Cannot login to the QuantaStor web management interface

If you've seen an error like this, there are a few items to check to get it resolved. “Unable to connect to service, QuantaStor service may be down, or a network issue may be present.”

  • Make sure that you have cleared your browser cache. QuantaStor's web interface is cached by your browser and this can cause problems when you try to login after an upgrade unless you hit the 'Reload' button or 'F5' in your web browser to force it to reload the web management interface. Also in some instances where the internal web server has restarted you may also need to hit reload to clear your browser cache. This is always the best place to start as it is the easiest thing to check and resolves the issue 90% of the time.
  • Make sure that your last upgrade completed successfully. To do this you'll need to login at the console or via SSH and do the upgrade manually. Here are the commands to run:
sudo -i
apt-get -f install
apt-get update
apt-get install qstormanager qstorservice qstortomcat
  • Make sure that the Tomcat web service is running, or restart it. To do this you'll need to login at the console or via SSH.
sudo -i
service tomcat status
service tomcat restart
  • Make sure that the QuantaStor core service is running, or restart it. To do this you'll need to login at the console or via SSH.
sudo -i
service quantastor status
service quantastor restart
  • If the above hasn't resolved the issue try clearing your browser cache, restart your browser, and then hit the reload button after entering the URL of your QuantaStor system.

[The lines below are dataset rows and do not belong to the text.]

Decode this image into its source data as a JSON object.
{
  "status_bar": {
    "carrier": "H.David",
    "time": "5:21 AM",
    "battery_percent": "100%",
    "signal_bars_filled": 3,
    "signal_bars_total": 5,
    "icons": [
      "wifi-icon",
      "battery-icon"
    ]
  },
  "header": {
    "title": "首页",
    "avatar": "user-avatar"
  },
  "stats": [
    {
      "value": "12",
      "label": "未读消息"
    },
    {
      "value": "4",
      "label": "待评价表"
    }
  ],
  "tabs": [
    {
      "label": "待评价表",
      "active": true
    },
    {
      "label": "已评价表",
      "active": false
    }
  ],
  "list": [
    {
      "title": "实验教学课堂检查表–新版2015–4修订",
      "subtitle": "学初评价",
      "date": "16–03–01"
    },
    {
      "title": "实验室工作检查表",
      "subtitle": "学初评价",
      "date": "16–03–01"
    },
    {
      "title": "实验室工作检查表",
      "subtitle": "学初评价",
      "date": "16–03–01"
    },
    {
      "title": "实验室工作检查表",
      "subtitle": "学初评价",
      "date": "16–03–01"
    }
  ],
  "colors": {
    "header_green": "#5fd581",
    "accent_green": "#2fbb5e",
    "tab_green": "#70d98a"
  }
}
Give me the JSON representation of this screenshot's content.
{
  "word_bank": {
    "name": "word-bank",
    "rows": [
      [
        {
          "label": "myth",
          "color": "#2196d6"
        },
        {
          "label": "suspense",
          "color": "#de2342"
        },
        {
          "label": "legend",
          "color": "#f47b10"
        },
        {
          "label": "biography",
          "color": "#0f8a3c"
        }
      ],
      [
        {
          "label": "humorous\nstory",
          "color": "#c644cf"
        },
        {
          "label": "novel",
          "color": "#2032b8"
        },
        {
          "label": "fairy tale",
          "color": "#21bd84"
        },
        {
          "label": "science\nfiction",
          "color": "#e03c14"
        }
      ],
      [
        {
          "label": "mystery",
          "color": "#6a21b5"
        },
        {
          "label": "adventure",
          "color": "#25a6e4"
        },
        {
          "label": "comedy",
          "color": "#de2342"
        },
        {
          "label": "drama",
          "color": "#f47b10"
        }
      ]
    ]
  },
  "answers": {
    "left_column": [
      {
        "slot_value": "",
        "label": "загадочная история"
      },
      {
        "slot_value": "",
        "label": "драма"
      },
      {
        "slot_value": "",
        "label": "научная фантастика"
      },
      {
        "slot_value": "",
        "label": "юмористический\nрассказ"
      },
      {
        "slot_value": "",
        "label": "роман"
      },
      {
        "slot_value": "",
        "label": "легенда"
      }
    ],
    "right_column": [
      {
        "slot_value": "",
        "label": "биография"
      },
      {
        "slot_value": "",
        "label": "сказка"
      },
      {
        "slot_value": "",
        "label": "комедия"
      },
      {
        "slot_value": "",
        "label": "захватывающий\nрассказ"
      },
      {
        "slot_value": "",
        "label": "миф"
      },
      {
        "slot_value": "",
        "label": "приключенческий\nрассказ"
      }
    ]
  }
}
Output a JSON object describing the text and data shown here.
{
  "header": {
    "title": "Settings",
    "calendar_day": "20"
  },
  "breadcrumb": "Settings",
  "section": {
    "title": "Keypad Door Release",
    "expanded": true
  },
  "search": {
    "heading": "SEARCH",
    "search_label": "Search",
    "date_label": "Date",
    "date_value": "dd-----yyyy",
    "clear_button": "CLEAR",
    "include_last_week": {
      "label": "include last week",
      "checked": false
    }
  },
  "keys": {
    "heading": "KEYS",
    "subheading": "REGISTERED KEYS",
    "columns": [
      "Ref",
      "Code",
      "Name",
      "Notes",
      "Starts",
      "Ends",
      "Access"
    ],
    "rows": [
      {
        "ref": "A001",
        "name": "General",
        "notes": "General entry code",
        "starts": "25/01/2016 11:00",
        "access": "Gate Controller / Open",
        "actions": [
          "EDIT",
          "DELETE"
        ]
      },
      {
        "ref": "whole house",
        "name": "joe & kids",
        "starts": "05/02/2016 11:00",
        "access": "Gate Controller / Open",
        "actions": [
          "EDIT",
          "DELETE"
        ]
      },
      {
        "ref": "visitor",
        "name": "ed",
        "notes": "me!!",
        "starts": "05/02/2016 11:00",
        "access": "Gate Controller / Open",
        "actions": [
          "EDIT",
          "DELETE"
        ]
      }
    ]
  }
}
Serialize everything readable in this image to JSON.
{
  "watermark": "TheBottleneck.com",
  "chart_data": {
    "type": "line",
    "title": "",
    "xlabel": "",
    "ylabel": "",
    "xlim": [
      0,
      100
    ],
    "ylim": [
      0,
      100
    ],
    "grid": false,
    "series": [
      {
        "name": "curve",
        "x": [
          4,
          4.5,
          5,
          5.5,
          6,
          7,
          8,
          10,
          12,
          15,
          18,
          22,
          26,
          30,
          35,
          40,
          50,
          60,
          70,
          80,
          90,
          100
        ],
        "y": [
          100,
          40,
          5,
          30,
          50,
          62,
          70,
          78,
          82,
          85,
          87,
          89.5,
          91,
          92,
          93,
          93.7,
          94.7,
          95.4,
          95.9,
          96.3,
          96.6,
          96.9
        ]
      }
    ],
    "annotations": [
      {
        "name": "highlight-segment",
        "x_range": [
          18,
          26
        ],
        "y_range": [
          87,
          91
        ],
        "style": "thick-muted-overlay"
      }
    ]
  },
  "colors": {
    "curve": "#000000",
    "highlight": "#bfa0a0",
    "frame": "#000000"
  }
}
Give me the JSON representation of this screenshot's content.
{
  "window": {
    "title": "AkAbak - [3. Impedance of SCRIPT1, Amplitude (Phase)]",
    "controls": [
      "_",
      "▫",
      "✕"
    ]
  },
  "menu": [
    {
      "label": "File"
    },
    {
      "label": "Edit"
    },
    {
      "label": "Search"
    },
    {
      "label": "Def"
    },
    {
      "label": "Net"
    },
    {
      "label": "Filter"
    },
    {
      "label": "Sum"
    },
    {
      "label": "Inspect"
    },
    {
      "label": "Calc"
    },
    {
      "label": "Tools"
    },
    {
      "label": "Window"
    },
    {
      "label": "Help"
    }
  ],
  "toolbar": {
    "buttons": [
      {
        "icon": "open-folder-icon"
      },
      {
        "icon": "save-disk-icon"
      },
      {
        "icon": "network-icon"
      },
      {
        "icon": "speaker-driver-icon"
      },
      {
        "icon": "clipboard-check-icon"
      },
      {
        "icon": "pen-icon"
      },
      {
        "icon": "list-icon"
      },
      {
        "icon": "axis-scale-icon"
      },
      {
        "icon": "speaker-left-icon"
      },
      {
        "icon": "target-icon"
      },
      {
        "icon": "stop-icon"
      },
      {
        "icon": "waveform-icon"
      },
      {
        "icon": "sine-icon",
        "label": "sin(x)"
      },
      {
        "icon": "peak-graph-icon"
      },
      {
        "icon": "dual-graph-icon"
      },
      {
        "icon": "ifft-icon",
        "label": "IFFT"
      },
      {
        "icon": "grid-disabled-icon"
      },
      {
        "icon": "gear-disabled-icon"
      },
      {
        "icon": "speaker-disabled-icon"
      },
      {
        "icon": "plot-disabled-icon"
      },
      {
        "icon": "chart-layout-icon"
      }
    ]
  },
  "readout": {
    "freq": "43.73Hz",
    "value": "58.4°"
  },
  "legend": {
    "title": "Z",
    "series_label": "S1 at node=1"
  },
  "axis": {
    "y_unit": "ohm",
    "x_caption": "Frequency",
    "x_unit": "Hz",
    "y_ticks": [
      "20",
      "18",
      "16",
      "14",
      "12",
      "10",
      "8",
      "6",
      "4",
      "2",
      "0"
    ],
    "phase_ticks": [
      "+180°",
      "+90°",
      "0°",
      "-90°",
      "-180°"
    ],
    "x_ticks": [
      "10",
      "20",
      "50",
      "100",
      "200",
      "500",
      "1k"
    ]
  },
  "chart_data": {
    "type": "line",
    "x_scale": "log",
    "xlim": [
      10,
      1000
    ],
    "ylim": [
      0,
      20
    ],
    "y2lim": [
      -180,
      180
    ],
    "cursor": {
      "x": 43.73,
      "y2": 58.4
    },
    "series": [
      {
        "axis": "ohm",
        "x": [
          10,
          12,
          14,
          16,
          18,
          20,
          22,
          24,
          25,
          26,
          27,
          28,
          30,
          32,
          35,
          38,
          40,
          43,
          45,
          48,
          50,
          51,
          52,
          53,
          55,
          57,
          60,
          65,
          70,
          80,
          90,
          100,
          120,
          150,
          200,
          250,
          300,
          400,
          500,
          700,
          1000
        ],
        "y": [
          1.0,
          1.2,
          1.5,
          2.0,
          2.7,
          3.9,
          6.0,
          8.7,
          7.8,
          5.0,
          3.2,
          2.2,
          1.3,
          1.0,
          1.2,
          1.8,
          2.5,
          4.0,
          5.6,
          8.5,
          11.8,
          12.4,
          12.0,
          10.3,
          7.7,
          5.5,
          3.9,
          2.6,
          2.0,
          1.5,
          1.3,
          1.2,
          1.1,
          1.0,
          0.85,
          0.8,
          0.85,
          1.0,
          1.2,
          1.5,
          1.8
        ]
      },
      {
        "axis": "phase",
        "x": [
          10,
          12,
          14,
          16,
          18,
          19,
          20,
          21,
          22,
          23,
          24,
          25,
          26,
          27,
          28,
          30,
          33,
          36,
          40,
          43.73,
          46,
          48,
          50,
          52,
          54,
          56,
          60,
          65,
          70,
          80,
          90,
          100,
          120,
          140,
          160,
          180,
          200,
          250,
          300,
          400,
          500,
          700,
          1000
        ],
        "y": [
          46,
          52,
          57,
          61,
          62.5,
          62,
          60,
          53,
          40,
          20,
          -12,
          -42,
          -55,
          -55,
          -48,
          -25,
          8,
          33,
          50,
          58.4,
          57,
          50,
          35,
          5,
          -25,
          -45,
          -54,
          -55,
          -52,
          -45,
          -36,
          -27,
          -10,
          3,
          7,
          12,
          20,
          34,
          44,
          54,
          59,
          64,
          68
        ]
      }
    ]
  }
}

Missing objects in web management interface

This is due to the web management interface being at a different version than the core service. To resolve this you'll need to login at the console / SSH interface using the 'qadmin' account and then run the following commands:

sudo -i
apt-get -f install
apt-get update
apt-get install qstormanager qstorservice qstortomcat

Be sure to give the service about 30 seconds to start up.

Resetting the admin password

If you forget the admin password you can reset it by logging into the system via the console or via SSH and then run these commands:

sudo -i
cd /opt/osnexus/quantastor/bin
service quantastor stop
./qs_service --reset-password=newpass
service quantastor start

In the above example the new password for the system is set to 'newpass' but you can change that to anything of your choice. After the service starts up you can verify that the password is correct by running this command:

qs sys-get --service=localhost,admin,newpass

You'll need to wait a minute for the service to startup before running the sys-get command but if it succeeds then you've successfully reset the password.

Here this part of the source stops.